Money from the NCAA men's basketball tournament provides about 85 percent of the NCAA revenue. [The football TV deal is struck independently of the NCAA.]
"I've never read the contract between Turner and CBS and the NCAA, but I'm rather certain there's an exit clause that gives those networks the right to get out if the major structure of the NCAA changes," Harrison said. "The women's basketball championship is funded by the men's basketball championship. So is Division III field hockey. Every NCAA championship is. If the Power 5 leave the NCAA and signs its own contract for a basketball tournament, that leaves the rest of us in a whole different picture.
"I realize there's a lot of anxiety in Connecticut, but no matter what happens, I think UConn will be OK in the end. I don't have the road map, but I'm certain given their success in men's and women's basketball, especially men's, they're going to be an attractive candidate for some major conference. It will happen."
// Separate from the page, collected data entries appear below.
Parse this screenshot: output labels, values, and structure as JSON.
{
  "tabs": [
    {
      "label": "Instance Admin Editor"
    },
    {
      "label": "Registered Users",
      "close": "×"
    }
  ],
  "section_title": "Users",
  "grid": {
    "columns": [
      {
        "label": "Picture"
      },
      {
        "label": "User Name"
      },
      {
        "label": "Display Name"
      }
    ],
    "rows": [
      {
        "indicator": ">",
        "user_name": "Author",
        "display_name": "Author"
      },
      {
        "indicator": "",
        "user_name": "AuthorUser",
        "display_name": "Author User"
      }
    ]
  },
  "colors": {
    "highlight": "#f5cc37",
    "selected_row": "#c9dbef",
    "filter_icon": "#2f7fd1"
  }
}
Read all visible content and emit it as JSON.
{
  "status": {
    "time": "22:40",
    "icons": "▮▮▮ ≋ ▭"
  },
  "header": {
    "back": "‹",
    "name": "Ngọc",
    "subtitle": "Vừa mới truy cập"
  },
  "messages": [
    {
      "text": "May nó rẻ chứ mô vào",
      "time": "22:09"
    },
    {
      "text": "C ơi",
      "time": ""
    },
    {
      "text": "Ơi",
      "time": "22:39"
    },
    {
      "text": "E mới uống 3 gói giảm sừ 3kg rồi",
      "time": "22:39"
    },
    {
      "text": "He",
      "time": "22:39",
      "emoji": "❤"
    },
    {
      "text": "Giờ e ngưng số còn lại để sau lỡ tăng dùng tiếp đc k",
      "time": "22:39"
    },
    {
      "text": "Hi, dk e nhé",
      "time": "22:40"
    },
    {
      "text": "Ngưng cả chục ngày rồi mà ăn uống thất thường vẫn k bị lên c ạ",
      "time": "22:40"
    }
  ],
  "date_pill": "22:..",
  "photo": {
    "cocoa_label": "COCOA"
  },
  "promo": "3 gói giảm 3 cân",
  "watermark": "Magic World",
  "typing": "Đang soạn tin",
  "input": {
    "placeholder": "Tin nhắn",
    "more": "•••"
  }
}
If it ever came down to it, Harrison predicts a basketball tournament would be done in similar fashion to the new football playoff. A defined number of schools would compete with their own network contract. UConn would be in, Hartford wouldn't, but what about Big East schools? Where would that line be drawn? Nobody knows.
What Harrison does know is that we should be looking at four issues.
--The Northwestern unionization case, which goes next to the full NLRB in Washington.
"Under President [Barack] Obama, that organization is pretty much packed with union sympathizers," Harrison said. "They will back the regional director. The NCAA will then appeal to the Supreme Court and who knows what happens?"
--The NCAA appeal of the O'Bannon decision.
"That goes to one of the most liberal appeals courts in the country and they'll likely support it," Harrison said. That case also could land before the Supreme Court.
--The Kessler case.
"Undoubtedly, the most threatening and sweeping," Harrison said. "It basically would transform college sports into an employment relationship. If that happens, everything we know about how college sports are organized gets changed.
"I'm not optimistic. Look, I really don't disagree with the premise that over the last 10-15 years, those of us who have been in charge of the NCAA, myself included in a minor role, have put ourselves in this position. I'm just saying I don't think the outcome is a positive one. There's nothing wrong with professional models. I just don't think it suits college athletics."
Harrison threw in a 4A.
"At what spot does Congress decide to get involved?" Harrison said. "When I chaired the executive committee, we asked our outside counsel to explore an anti-trust exemption [like major league baseball]. They came back and recommended we not seek one. They weren't certain the NCAA could get it and also, once you ask, you open it up to all kinds of regulatory possibilities. Having lost the O'Bannon case, I think it becomes even more problematic. But put yourself in position of a senator from Alabama [with Bama and Auburn football]. He might see a real desire get something like that."